Great Throughts Treasury

This site is dedicated to the memory of Dr. Alan William Smolowe who gave birth to the creation of this database.

James W. Fowler III

Professor of Theology and Human Development at Emery University, Author

"Faith is people’s evolved and evolving ways of experiencing self, others and world (as they construct them) as related to and affected by the ultimate conditions of existence (as they construct them) and of shaping their lives’ purposes and meaning, trusts and loyalties, in light of the character of being, value and power determining the ultimate conditions of existence (as grasped in their operative images – conscious and unconscious of them)."
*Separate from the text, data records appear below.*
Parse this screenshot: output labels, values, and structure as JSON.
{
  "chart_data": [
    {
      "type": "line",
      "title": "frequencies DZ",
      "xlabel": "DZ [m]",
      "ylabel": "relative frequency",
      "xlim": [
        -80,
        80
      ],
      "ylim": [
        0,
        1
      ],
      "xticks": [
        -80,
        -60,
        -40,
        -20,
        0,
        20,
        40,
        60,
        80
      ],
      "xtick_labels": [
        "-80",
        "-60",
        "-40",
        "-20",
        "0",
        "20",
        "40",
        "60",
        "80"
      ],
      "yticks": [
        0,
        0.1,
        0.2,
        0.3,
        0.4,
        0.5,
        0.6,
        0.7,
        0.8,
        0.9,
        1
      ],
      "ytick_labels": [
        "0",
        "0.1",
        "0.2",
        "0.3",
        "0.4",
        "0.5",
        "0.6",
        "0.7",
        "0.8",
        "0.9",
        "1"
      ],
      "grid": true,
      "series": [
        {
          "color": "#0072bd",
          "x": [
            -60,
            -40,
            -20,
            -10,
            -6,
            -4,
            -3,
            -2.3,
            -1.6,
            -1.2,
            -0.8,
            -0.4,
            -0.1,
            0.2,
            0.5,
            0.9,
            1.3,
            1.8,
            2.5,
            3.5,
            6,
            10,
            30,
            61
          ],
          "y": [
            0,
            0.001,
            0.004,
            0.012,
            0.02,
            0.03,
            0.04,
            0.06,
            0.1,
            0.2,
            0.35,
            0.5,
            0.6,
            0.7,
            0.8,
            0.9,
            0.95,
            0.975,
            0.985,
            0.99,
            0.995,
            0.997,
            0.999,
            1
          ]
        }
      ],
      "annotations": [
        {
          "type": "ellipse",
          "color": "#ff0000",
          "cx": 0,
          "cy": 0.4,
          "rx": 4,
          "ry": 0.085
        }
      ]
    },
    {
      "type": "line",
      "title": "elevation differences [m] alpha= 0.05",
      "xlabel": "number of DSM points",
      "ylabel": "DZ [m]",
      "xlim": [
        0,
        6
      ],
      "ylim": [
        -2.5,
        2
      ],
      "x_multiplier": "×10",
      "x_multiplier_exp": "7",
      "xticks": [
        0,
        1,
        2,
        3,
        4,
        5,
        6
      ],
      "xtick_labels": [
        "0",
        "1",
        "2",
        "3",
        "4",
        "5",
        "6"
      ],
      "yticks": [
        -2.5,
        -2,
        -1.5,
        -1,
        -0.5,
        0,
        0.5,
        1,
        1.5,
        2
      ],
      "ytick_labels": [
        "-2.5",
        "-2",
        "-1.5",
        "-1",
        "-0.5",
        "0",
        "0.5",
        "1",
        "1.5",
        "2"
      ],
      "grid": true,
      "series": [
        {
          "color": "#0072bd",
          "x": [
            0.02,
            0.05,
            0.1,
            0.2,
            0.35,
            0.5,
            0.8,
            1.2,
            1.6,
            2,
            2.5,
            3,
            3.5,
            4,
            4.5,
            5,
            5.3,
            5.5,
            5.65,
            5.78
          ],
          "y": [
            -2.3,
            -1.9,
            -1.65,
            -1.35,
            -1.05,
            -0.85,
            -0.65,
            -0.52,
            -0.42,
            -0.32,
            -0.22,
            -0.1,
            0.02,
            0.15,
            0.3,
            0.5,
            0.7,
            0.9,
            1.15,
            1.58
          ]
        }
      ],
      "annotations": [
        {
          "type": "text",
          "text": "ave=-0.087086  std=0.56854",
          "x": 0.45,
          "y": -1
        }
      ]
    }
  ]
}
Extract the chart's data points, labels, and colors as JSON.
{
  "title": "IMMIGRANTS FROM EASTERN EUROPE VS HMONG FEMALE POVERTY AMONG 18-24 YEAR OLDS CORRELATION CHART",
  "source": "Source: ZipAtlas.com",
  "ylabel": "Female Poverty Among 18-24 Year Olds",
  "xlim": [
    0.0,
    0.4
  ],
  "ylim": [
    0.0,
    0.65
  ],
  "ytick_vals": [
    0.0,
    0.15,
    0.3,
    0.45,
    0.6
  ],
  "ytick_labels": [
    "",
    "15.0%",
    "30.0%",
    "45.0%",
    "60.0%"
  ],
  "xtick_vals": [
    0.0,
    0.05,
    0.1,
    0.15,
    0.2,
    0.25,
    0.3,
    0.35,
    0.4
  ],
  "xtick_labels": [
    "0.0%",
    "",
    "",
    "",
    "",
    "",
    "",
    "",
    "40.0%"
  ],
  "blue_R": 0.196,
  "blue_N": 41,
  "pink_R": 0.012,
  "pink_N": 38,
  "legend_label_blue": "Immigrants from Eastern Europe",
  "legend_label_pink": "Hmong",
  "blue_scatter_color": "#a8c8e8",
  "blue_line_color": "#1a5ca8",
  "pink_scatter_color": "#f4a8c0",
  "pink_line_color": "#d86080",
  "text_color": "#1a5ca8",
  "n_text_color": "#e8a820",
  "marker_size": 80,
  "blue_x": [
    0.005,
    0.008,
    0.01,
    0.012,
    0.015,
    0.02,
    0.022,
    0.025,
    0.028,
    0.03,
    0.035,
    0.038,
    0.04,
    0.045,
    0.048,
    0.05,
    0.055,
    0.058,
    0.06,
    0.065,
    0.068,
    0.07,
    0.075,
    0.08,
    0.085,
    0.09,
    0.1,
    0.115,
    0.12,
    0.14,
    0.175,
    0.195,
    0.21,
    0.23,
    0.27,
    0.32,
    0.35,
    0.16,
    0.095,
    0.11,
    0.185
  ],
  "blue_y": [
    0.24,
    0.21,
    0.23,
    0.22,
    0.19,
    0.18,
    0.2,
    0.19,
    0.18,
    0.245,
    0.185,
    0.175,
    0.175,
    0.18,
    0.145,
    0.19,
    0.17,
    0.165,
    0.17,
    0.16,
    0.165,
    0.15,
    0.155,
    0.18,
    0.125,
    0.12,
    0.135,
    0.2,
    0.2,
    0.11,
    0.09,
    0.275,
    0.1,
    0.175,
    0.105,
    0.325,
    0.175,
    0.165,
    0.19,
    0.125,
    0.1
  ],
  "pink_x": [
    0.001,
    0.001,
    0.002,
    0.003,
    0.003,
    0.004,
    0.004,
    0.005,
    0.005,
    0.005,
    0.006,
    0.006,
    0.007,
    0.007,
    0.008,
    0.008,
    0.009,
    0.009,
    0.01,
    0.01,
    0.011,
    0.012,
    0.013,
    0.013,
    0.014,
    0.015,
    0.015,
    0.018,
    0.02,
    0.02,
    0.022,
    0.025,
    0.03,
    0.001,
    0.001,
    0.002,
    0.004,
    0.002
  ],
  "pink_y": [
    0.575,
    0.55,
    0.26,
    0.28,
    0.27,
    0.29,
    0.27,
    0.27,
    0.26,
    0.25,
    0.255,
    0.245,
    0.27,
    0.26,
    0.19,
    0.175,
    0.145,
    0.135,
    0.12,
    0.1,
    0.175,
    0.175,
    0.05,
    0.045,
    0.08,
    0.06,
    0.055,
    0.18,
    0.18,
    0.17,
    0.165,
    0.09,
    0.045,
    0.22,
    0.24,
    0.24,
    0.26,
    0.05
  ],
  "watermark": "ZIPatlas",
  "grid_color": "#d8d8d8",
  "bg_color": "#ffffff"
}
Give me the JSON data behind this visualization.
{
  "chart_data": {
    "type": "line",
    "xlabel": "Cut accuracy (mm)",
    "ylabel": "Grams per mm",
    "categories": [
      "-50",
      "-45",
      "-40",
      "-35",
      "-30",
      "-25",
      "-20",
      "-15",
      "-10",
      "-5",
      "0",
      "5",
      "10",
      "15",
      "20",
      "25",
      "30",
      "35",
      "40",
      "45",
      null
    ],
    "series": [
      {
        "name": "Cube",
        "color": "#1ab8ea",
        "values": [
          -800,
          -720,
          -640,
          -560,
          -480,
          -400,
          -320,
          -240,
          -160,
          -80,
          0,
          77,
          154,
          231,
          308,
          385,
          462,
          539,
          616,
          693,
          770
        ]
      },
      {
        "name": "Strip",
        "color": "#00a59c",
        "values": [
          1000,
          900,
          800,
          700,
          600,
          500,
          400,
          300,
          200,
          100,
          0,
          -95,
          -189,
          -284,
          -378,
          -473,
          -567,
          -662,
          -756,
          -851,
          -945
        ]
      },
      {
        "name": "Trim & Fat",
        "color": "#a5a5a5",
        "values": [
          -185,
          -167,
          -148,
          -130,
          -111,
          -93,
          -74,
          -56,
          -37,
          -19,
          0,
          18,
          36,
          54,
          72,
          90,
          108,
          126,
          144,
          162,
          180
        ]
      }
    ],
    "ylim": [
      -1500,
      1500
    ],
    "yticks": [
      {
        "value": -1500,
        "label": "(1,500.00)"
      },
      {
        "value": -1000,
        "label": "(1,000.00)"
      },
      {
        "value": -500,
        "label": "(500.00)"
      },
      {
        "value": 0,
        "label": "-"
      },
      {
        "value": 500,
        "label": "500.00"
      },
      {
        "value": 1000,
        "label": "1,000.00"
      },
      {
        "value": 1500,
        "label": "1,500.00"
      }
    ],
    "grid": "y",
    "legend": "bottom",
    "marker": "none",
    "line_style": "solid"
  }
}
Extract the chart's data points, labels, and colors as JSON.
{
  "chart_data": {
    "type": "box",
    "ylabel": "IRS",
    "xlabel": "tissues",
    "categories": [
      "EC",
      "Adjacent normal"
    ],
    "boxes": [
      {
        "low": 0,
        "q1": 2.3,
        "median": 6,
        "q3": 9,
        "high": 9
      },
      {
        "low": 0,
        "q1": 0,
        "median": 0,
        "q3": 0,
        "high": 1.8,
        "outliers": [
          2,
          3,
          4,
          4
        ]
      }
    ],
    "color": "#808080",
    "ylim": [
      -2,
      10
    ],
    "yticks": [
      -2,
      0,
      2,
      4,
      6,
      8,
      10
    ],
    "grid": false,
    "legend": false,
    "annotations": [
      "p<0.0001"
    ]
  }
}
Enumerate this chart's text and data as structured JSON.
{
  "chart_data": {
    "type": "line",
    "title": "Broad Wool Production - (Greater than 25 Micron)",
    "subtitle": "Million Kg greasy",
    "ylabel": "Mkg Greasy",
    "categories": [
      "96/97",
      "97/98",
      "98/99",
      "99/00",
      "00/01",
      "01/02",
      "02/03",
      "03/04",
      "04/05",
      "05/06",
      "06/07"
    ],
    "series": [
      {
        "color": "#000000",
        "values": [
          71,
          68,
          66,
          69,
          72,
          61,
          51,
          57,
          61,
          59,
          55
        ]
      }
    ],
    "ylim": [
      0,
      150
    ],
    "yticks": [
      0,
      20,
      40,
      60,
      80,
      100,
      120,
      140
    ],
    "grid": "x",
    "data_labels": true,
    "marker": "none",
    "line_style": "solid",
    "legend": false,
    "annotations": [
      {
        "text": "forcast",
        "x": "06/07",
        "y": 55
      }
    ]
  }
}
"Faith, as imagination, grasps the ultimate conditions of our existence, unifying them into a comprehensive image in light of which we shape our responses and initiatives, our actions… Faith, then, is an active mode of knowing, of composing a felt sense or image of the condition of our lives taken as a whole. It unifies our lives’ force fields."

"Healthy children will not fear life if their elders have integrity enough not to fear death."

"Religious faith must link us to communities of shared memory and shared hope with which we can join in symbolizing our human condition and in enacting the visions that can animate give new life. Religious faith cannot be reduced to the ethical or to the merely utilitarian. But, as part of this larger and indispensable contribution that religious faith can provide to making and keeping life human, it needs also to be held accountable for the renewal and extension of a universal covenant with being. It needs to be held accountable for its broader contribution to good faith on earth."

"Religious faith must enable us to face tragedy and finitude in the devastating and bewildering particular forms they come to us without giving in to despair or morbidity."

"Most often faith is understood as belief in certain propositional, doctrinal formulations that in some essential ands static way are supposed to “contain” truth. But if faith is relational, a pledging of trust and fidelity to another, and a way of moving into the force field of life trusting in dynamic center of value and power, then the “truth” of faith takes on a different quality. Truth is lived: it is a pattern of being in relation to others and to God. In this light, doctrines and creeds come to be seen as playing a different though still crucial role. Rather than being the repositories of truth, like treasure chests to be honored and assented to, they becomes guides for the construction of contemporary ways of seeing and being."